FIG. 1 is a sectional view at the top dead center of the back pressure chamber of a rotary compressor showing an embodiment of the present invention, and FIG. 2 is a sectional view at the dead center of the back pressure chamber of the same embodiment. Fig. 3 is a front view of the cylinder part in Fig. 1 at the top dead center, Fig. 4 is a front view of the cylinder part in Fig. 2 at the dead center, and Fig. 5 is the communication path of the embodiment shown in Fig. 1. Fig. 6 is a front view of a cylinder section showing another embodiment of the present invention, Fig. 7 is a vertical cross-sectional view of a conventional rotary compressor, Fig. 8 The figure is Ix −Ji in Figure 7
[An arrow view along the x/ line, FIG. 9 is a sectional view of the conventional back pressure chamber at the top dead center, FIG. 10 is a sectional view of the conventional back pressure chamber at the bottom dead center, FIG. 11 1 is a diagram of a conventional opening/closing situation of an oil passage and a diagram of a change curve of back pressure chamber pressure. 1... Sealed casing, 3... Shaft, 3c... Crank, 6... Roller, 8... Sub-bearing, 11a... ...inhalation chamber,
111)...Compression chamber, 14...Suction pipe, 16...Suction passage, 19, 25...

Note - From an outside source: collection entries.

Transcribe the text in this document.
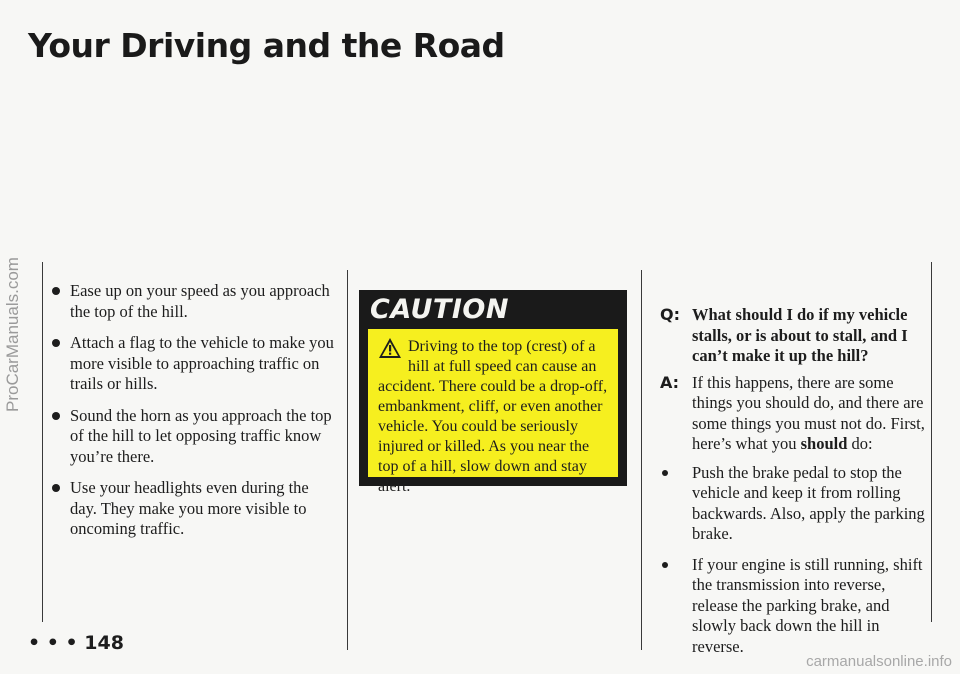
Your Driving and the Road
ProCarManuals.com
carmanualsonline.info
Ease up on your speed as you approach the top of the hill.
Attach a flag to the vehicle to make you more visible to approaching traffic on trails or hills.
Sound the horn as you approach the top of the hill to let opposing traffic know you’re there.
Use your headlights even during the day. They make you more visible to oncoming traffic.
• • • 148
CAUTION
Driving to the top (crest) of a hill at full speed can cause an accident. There could be a drop-off, embankment, cliff, or even another vehicle. You could be seriously injured or killed. As you near the top of a hill, slow down and stay alert.
Q: What should I do if my vehicle stalls, or is about to stall, and I can’t make it up the hill?
A: If this happens, there are some things you should do, and there are some things you must not do. First, here’s what you should do:
Push the brake pedal to stop the vehicle and keep it from rolling backwards. Also, apply the parking brake.
If your engine is still running, shift the transmission into reverse, release the parking brake, and slowly back down the hill in reverse.
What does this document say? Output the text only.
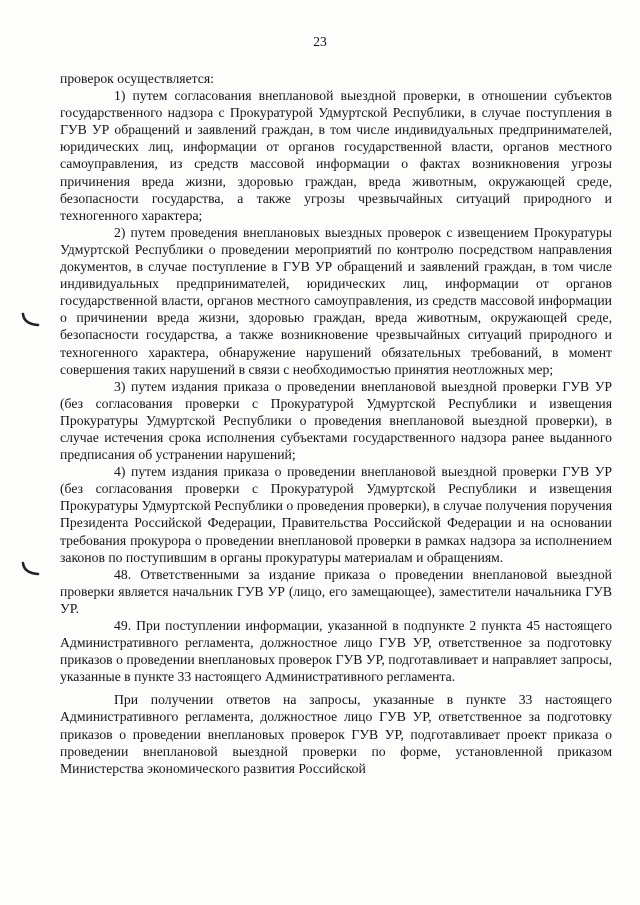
23

проверок осуществляется:

1) путем согласования внеплановой выездной проверки, в отношении субъектов государственного надзора с Прокуратурой Удмуртской Республики, в случае поступления в ГУВ УР обращений и заявлений граждан, в том числе индивидуальных предпринимателей, юридических лиц, информации от органов государственной власти, органов местного самоуправления, из средств массовой информации о фактах возникновения угрозы причинения вреда жизни, здоровью граждан, вреда животным, окружающей среде, безопасности государства, а также угрозы чрезвычайных ситуаций природного и техногенного характера;

2) путем проведения внеплановых выездных проверок с извещением Прокуратуры Удмуртской Республики о проведении мероприятий по контролю посредством направления документов, в случае поступление в ГУВ УР обращений и заявлений граждан, в том числе индивидуальных предпринимателей, юридических лиц, информации от органов государственной власти, органов местного самоуправления, из средств массовой информации о причинении вреда жизни, здоровью граждан, вреда животным, окружающей среде, безопасности государства, а также возникновение чрезвычайных ситуаций природного и техногенного характера, обнаружение нарушений обязательных требований, в момент совершения таких нарушений в связи с необходимостью принятия неотложных мер;

3) путем издания приказа о проведении внеплановой выездной проверки ГУВ УР (без согласования проверки с Прокуратурой Удмуртской Республики и извещения Прокуратуры Удмуртской Республики о проведения внеплановой выездной проверки), в случае истечения срока исполнения субъектами государственного надзора ранее выданного предписания об устранении нарушений;

4) путем издания приказа о проведении внеплановой выездной проверки ГУВ УР (без согласования проверки с Прокуратурой Удмуртской Республики и извещения Прокуратуры Удмуртской Республики о проведения проверки), в случае получения поручения Президента Российской Федерации, Правительства Российской Федерации и на основании требования прокурора о проведении внеплановой проверки в рамках надзора за исполнением законов по поступившим в органы прокуратуры материалам и обращениям.

48. Ответственными за издание приказа о проведении внеплановой выездной проверки является начальник ГУВ УР (лицо, его замещающее), заместители начальника ГУВ УР.

49. При поступлении информации, указанной в подпункте 2 пункта 45 настоящего Административного регламента, должностное лицо ГУВ УР, ответственное за подготовку приказов о проведении внеплановых проверок ГУВ УР, подготавливает и направляет запросы, указанные в пункте 33 настоящего Административного регламента.

При получении ответов на запросы, указанные в пункте 33 настоящего Административного регламента, должностное лицо ГУВ УР, ответственное за подготовку приказов о проведении внеплановых проверок ГУВ УР, подготавливает проект приказа о проведении внеплановой выездной проверки по форме, установленной приказом Министерства экономического развития Российской
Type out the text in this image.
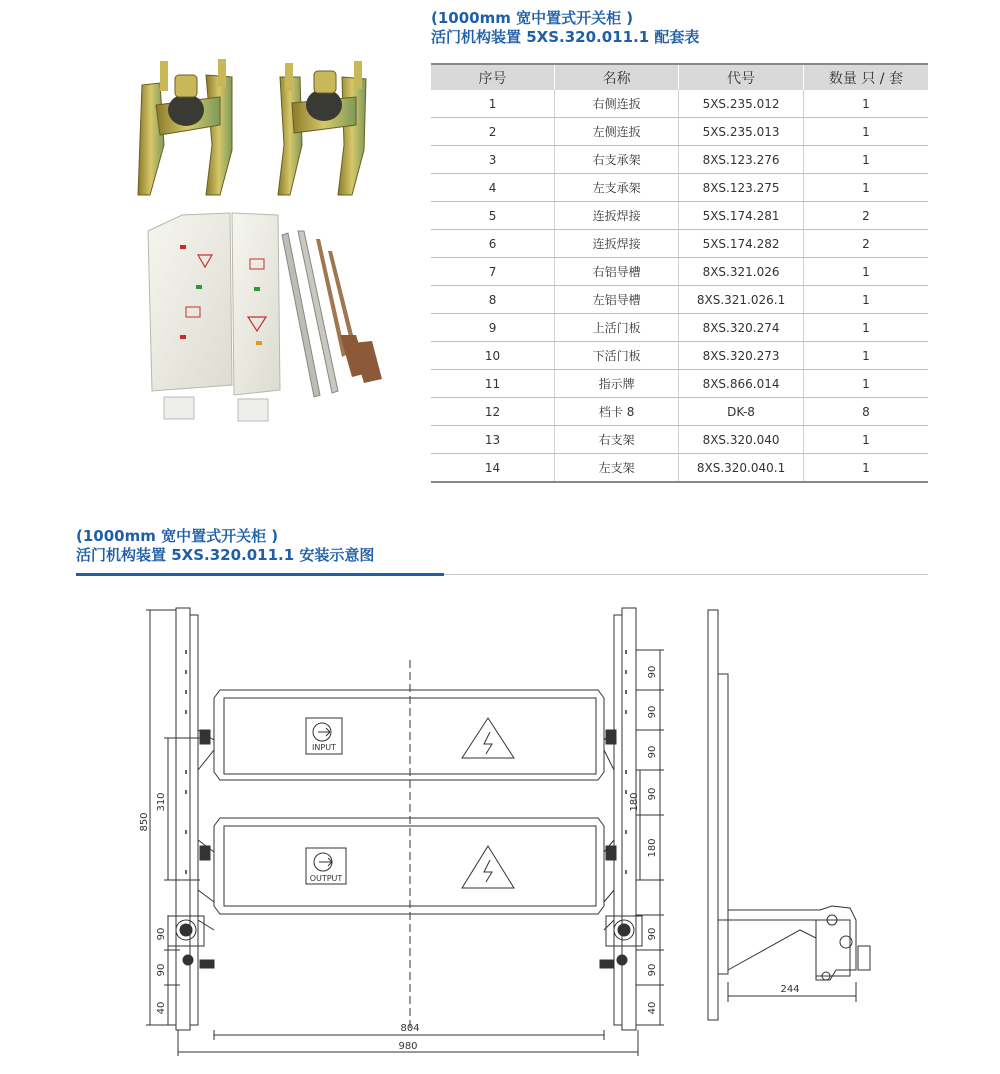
(1000mm 宽中置式开关柜 )
活门机构装置 5XS.320.011.1 配套表
序号	名称	代号	数量 只 / 套
1	右侧连扳	5XS.235.012	1
2	左侧连扳	5XS.235.013	1
3	右支承架	8XS.123.276	1
4	左支承架	8XS.123.275	1
5	连扳焊接	5XS.174.281	2
6	连扳焊接	5XS.174.282	2
7	右铝导槽	8XS.321.026	1
8	左铝导槽	8XS.321.026.1	1
9	上活门板	8XS.320.274	1
10	下活门板	8XS.320.273	1
11	指示牌	8XS.866.014	1
12	档卡 8	DK-8	8
13	右支架	8XS.320.040	1
14	左支架	8XS.320.040.1	1
(1000mm 宽中置式开关柜 )
活门机构装置 5XS.320.011.1 安装示意图
850
310
90
90
40
90
90
90
90
180
180
90
90
40
804
980
244
INPUT
OUTPUT
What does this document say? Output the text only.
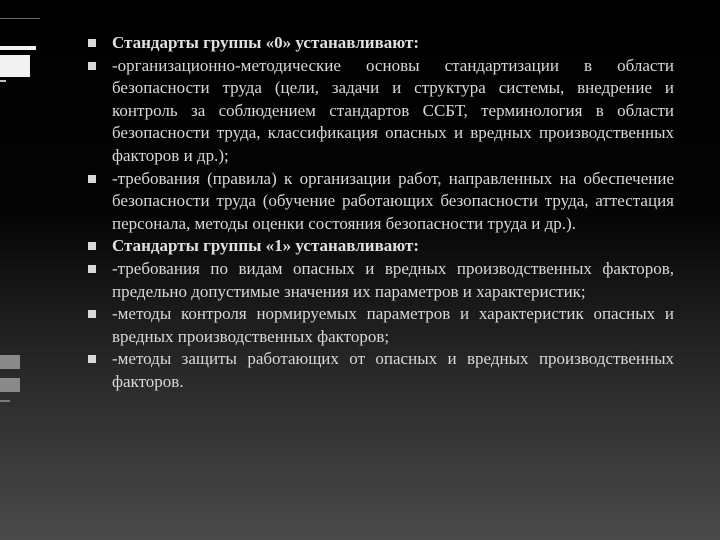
Стандарты группы «0» устанавливают:
-организационно-методические основы стандартизации в области безопасности труда (цели, задачи и структура системы, внедрение и контроль за соблюдением стандартов ССБТ, терминология в области безопасности труда, классификация опасных и вредных производственных факторов и др.);
-требования (правила) к организации работ, направленных на обеспечение безопасности труда (обучение работающих безопасности труда, аттестация персонала, методы оценки состояния безопасности труда и др.).
Стандарты группы «1» устанавливают:
-требования по видам опасных и вредных производственных факторов, предельно допустимые значения их параметров и характеристик;
-методы контроля нормируемых параметров и характеристик опасных и вредных производственных факторов;
-методы защиты работающих от опасных и вредных производственных факторов.
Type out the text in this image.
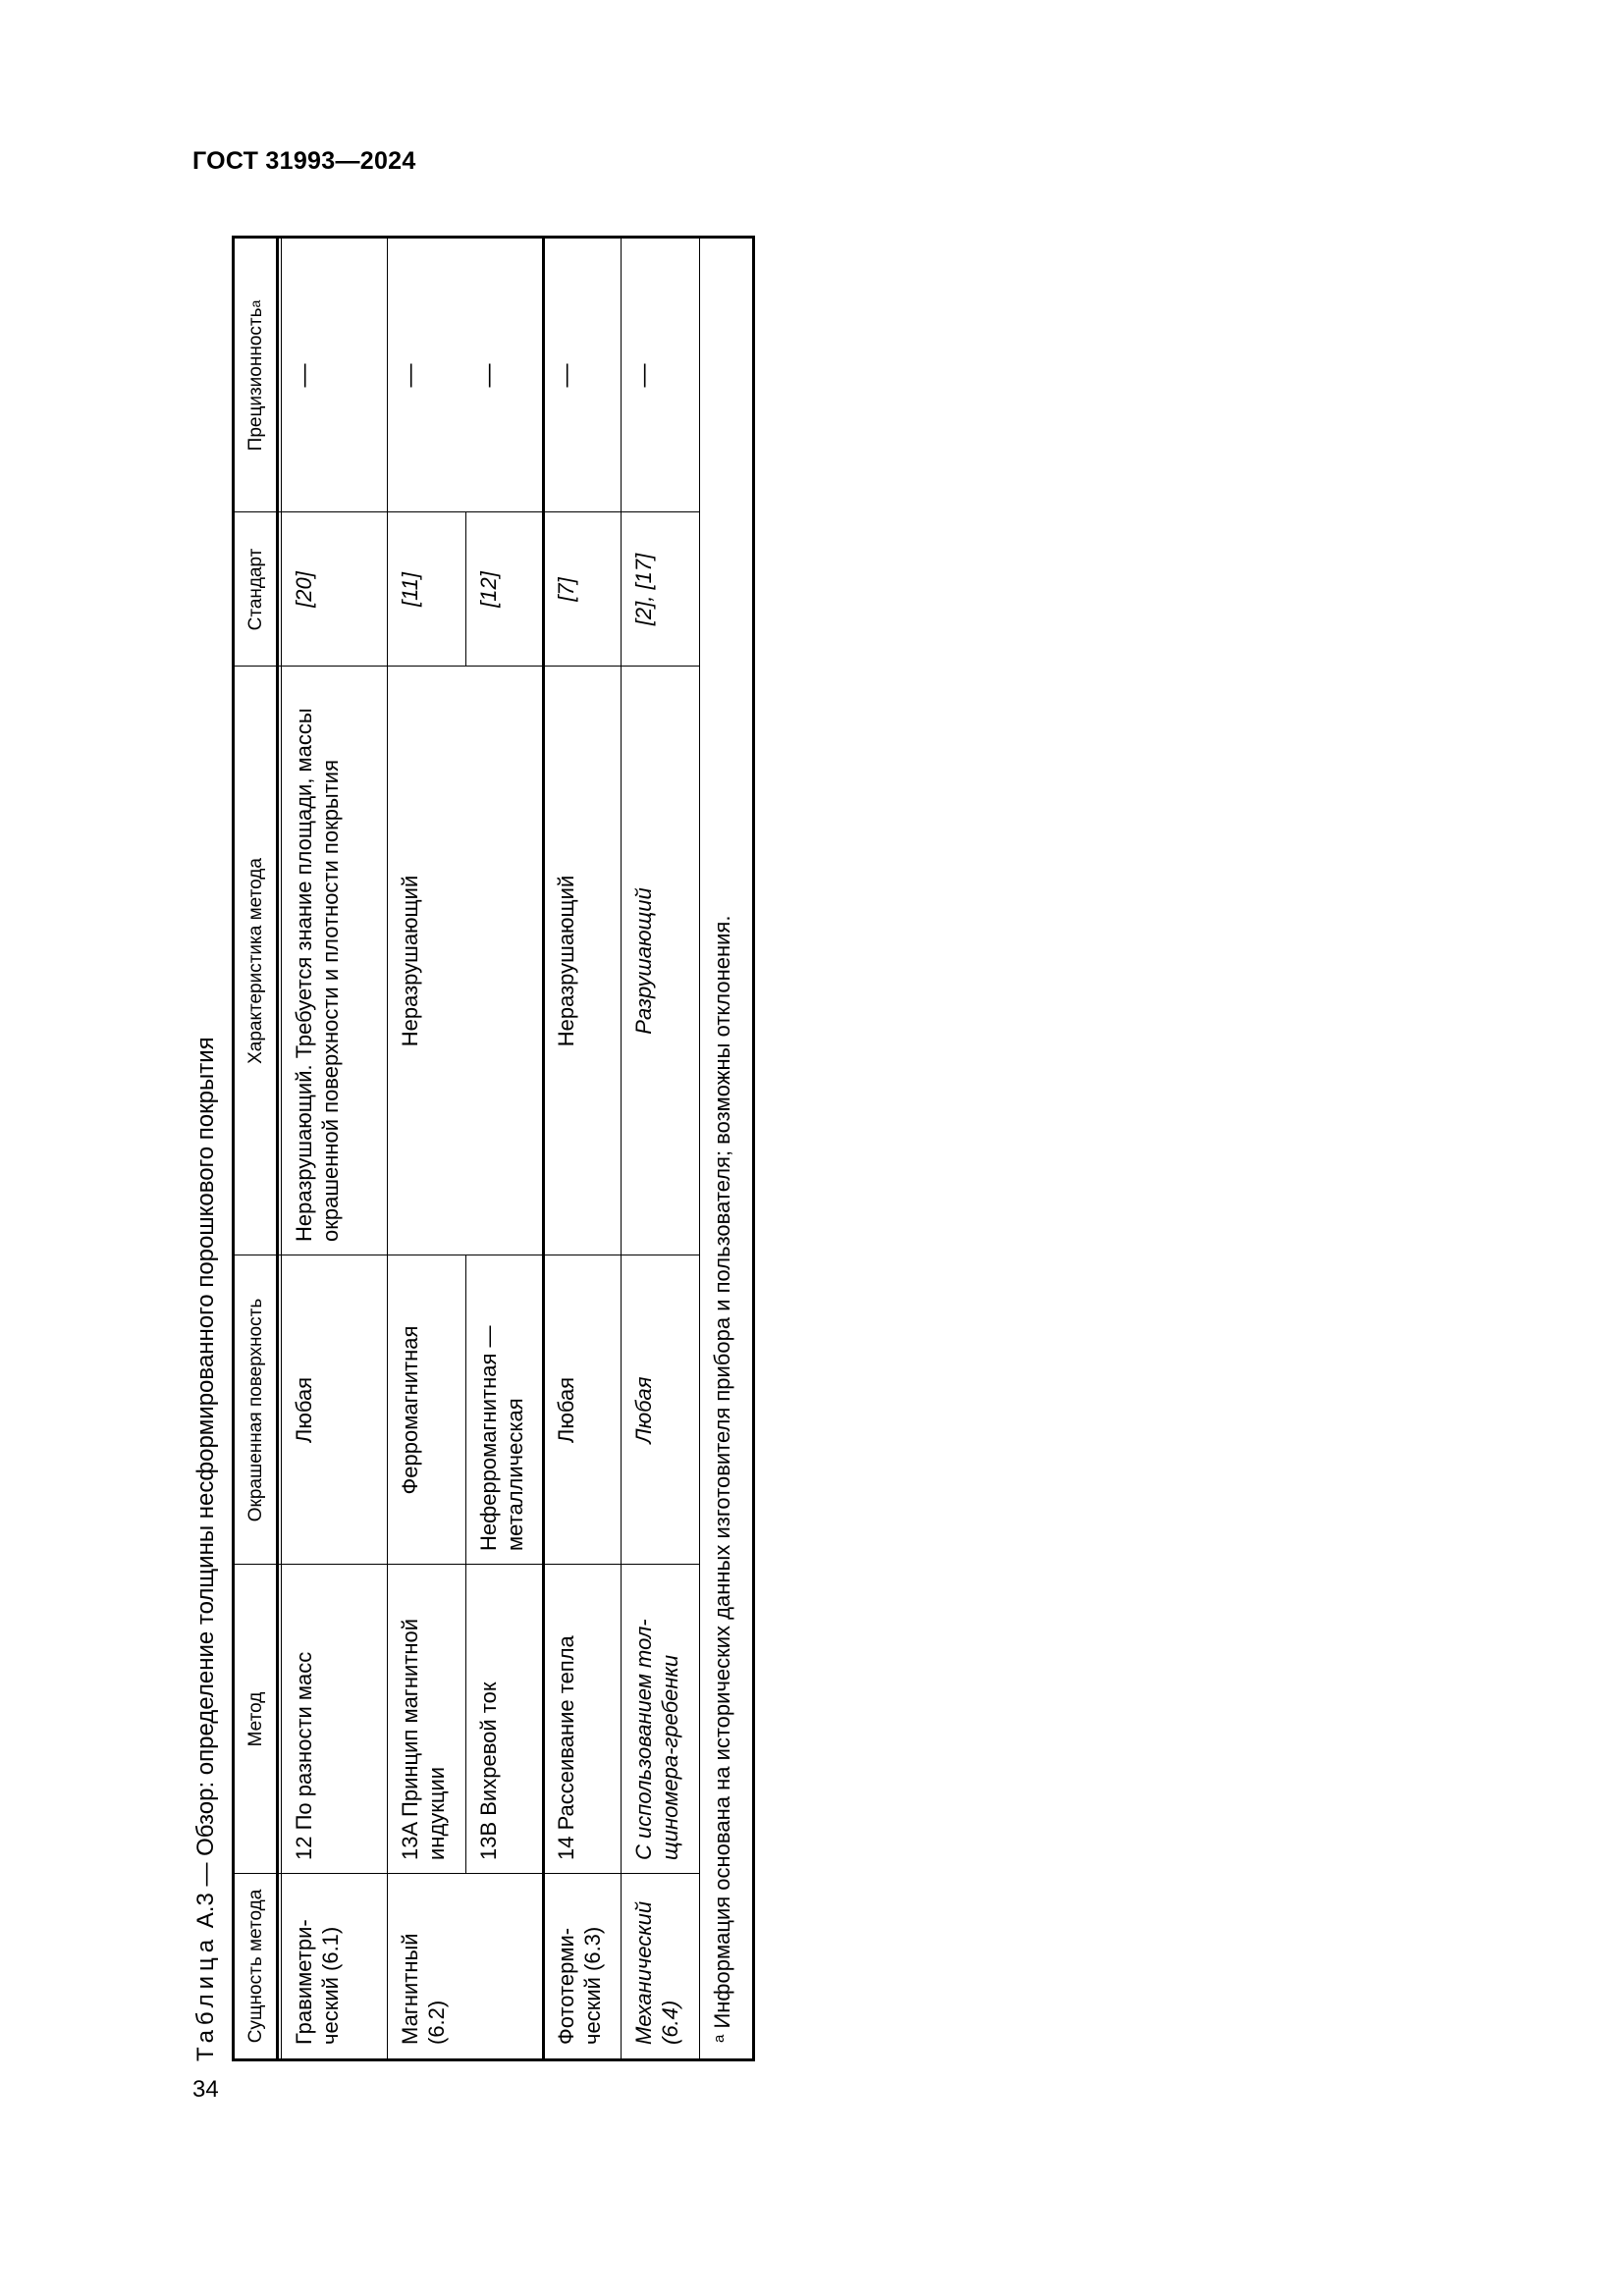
ГОСТ 31993—2024
Таблица А.3 — Обзор: определение толщины несформированного порошкового покрытия
Сущность метода
Метод
Окрашенная поверхность
Характеристика метода
Стандарт
Прецизионность
а
Гравиметри-ческий (6.1)
12 По разности масс
Любая
Неразрушающий. Требуется знание площади, массы окрашенной поверхности и плотности покрытия
[20]
—
Магнитный (6.2)
13A Принцип магнитной индукции
Ферромагнитная
Неразрушающий
[11]
—
13B Вихревой ток
Неферромагнитная — металлическая
[12]
—
Фототерми-ческий (6.3)
14 Рассеивание тепла
Любая
Неразрушающий
[7]
—
Механический (6.4)
С использованием тол-щиномера-гребенки
Любая
Разрушающий
[2], [17]
—
$^а$ Информация основана на исторических данных изготовителя прибора и пользователя; возможны отклонения.
34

・Cylinder, 20.26... Vane, 21...
...First communication path, 22.27...Back pressure chamber, 23...Main bearing, 24...Second communication path. Name of agent: Patent attorney Shigetaka Awano et al. 16th
1 Figure 1 - Meiken casing 3 - Shift 30° - Crank 5 - Roller 8 - Akira +7 yen! IE receiver I9- crank z0゛-vane zf-・yi f speed 1 path zf,-? Zhou z3 - Lord lees receiver? 4゛・'Second communication passageway 3 Fig. M4 Fig. 2 Fig. Fig. Fig. Fig. 0 Fig. Fig. 1 Fig. 1 Fig. 2 B)

Claims (1)

[Claims] A sealed casing, a cylinder housed in the sealed casing, a main bearing and a sub-bearing fixed to both ends of the cylinder, a shaft rotatably housed in the main bearing and sub-bearing and having a crank, and the shaft. a roller that is fitted in a crank and rotates eccentrically within the cylinder; a vane that reciprocates within a groove of the cylinder and comes into contact with the roller to divide the inside of the cylinder into a suction chamber and a compression chamber; A suction passage and a suction pipe that communicate with each other;
a back pressure chamber surrounded by the back surface of the vane, the cylinder, the main bearing, and the auxiliary bearing; a first communication path that intermittently communicates the back pressure chamber with a suction chamber, a suction passage, or a suction pipe; , a rotary compressor comprising a second communication path that intermittently communicates between the back pressure chamber and the lubricating oil in the lower part of the sealed casing.